Content Crossroads & Distribution Junction
According to a survey reported in the August 2006 issue of
Book Business, 58 percent of book publishing industry executives who responded said they feel that book search tools have a positive impact on the industry. Twenty-seven percent were unsure, 9 percent said they have a negative impact, and 7 percent said they have no impact.
As more books are published every year, it becomes harder for readers to find what they are looking for. “This doesn’t mean they’ll be reading these books online, but they’ll be finding them there,” Turvey says. “We don’t believe that the printed book will ever be totally replaced by electronic digital publications.”
Schroeder believes that if people know what they want, digital publishing works. “I think distribution will change a lot, but when and how fast is a tough guess,” she says. “Our professional and scholarly publishers are into electronic and digital distribution big time.
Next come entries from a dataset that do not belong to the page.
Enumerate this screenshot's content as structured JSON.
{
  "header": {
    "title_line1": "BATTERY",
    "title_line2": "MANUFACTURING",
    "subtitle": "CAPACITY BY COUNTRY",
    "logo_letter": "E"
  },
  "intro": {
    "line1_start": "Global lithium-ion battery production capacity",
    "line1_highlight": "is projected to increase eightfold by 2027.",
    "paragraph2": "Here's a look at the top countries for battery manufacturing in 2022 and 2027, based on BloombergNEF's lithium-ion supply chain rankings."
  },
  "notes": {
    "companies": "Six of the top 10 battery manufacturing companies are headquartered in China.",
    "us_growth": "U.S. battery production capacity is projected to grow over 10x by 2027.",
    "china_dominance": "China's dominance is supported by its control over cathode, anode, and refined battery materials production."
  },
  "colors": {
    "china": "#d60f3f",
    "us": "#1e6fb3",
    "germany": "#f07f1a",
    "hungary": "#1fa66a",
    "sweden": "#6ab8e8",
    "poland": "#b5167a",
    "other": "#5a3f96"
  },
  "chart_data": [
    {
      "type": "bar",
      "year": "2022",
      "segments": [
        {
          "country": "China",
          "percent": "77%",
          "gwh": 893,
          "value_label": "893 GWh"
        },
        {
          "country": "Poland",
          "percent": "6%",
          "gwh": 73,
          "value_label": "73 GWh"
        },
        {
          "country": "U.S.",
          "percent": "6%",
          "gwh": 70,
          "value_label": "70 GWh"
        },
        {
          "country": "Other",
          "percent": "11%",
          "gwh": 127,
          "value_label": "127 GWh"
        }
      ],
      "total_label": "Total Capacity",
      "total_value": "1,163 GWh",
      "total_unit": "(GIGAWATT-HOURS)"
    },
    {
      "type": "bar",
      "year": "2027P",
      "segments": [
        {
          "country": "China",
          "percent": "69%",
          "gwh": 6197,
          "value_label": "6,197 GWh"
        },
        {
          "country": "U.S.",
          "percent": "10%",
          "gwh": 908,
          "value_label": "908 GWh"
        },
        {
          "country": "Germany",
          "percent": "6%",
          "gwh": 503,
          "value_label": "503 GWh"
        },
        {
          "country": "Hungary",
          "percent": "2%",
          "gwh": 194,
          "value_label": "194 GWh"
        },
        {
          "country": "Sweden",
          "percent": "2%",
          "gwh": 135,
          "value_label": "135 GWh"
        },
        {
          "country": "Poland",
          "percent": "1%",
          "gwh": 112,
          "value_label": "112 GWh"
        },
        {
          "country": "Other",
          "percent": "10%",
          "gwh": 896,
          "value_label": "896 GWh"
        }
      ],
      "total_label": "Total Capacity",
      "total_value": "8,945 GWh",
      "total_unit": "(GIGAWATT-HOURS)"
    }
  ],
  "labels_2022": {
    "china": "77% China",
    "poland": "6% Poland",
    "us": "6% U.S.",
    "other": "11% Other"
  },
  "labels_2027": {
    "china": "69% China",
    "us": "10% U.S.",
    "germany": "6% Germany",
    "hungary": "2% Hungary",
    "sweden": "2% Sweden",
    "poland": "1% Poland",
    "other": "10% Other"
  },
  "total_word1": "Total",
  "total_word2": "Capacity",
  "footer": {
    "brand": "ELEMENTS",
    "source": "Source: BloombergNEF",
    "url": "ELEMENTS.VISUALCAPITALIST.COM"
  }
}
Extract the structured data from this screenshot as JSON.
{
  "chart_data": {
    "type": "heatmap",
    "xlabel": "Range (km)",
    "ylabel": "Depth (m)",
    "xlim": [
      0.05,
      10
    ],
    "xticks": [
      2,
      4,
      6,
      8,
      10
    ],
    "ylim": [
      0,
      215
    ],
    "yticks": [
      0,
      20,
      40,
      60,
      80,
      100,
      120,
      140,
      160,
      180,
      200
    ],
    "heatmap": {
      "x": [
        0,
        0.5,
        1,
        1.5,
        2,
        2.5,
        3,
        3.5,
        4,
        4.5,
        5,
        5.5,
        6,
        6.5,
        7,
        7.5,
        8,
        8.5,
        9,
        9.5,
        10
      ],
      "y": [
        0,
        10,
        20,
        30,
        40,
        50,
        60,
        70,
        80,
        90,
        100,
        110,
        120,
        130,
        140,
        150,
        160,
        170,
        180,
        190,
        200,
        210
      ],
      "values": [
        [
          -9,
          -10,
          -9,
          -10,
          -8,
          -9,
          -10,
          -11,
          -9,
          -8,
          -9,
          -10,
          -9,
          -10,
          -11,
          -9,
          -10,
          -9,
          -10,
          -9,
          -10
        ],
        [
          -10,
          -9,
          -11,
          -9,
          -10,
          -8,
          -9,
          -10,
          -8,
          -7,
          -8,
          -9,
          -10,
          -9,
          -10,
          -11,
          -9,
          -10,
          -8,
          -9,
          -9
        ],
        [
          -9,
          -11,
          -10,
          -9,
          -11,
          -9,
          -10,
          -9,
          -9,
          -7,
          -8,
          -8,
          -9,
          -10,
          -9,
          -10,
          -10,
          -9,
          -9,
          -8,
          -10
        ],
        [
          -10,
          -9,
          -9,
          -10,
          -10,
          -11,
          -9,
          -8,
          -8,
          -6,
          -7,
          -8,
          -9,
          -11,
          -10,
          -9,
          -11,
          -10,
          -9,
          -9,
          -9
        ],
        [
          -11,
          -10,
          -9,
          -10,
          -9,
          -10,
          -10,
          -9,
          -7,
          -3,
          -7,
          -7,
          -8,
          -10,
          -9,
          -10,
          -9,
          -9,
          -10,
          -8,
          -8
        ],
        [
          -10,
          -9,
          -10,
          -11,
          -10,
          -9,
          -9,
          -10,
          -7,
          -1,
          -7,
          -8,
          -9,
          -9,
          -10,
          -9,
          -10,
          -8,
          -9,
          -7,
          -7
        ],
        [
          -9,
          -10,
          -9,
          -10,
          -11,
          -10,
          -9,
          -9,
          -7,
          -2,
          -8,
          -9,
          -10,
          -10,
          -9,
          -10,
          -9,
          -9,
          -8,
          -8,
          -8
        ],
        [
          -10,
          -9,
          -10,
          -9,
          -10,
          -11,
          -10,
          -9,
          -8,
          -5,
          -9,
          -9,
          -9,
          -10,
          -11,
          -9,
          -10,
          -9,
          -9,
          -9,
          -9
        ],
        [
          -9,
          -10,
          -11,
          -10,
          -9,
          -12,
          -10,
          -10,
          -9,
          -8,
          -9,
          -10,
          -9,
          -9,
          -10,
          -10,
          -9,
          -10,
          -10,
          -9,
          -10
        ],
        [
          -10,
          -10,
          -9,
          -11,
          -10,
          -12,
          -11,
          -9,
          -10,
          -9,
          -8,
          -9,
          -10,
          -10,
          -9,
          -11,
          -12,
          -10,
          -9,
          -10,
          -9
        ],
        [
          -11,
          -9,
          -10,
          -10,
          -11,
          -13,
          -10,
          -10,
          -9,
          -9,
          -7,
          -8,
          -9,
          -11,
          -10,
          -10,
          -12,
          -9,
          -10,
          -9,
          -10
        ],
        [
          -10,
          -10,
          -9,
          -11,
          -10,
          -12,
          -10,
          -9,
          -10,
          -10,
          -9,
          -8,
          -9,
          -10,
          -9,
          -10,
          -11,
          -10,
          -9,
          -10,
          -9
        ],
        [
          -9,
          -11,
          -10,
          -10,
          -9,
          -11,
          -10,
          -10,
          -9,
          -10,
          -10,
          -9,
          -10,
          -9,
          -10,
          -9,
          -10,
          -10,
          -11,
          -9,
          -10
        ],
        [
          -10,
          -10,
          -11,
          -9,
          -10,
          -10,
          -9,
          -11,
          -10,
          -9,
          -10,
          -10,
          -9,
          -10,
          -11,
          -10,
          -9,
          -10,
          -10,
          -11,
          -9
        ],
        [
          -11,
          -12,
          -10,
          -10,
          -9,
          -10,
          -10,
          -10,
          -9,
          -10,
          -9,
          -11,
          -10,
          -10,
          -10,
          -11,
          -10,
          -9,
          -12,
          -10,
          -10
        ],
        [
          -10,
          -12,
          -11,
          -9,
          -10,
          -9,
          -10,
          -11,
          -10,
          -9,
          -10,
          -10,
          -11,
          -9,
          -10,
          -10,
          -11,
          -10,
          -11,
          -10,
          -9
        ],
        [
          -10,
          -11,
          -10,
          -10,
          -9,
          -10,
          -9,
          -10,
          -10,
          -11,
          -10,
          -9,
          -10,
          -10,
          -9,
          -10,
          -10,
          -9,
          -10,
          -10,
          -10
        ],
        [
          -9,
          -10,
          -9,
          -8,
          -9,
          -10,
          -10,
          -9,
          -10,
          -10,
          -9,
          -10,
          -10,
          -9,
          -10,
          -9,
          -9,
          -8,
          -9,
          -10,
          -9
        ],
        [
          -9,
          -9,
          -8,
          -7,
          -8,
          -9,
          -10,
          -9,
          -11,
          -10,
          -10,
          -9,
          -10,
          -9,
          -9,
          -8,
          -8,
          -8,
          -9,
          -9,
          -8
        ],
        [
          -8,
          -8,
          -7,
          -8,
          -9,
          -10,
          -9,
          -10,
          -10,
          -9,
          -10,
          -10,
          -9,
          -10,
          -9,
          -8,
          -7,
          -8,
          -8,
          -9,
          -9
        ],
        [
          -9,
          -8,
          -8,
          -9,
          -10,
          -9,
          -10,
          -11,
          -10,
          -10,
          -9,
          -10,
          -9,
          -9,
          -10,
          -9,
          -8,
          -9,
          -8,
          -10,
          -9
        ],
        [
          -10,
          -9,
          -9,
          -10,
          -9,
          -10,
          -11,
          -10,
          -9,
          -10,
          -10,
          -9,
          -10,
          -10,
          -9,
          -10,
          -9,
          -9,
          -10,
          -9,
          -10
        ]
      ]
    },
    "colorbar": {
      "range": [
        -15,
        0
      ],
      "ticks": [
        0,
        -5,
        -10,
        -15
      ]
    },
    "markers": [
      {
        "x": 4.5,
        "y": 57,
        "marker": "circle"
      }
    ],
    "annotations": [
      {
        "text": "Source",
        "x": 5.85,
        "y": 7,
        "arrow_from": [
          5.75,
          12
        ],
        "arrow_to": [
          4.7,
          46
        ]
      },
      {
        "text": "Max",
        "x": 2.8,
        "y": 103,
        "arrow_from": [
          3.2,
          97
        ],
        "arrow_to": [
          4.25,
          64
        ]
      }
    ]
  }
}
K-12 publishers are not into it. Many trade publishers are getting ready or are already able to do digital distribution.”
Schroeder remains cautious because even though the higher-education publishers produce almost all of their books electronically, and they are significantly cheaper than regular textbooks and being sold to a younger tech-savvy audience, they have not caught on.
“If the younger generation wants a hard-copy book, the digital revolution is probably going to happen when print-on-demand is available everywhere and is inexpensive,” she says.
According AAP research, e-books saw an increase in sales of 34.2 percent in October 2006 and a yearly increase of 26.2 percent as of mid-December.
“The economics of digital distribution are so much better you’d think publishers would be rushing toward it,” Gaynor says. “Instead, there’s the fear that books will become obsolete. It’s all part of valuing the content, then delivering it in whatever medium the customer wants.”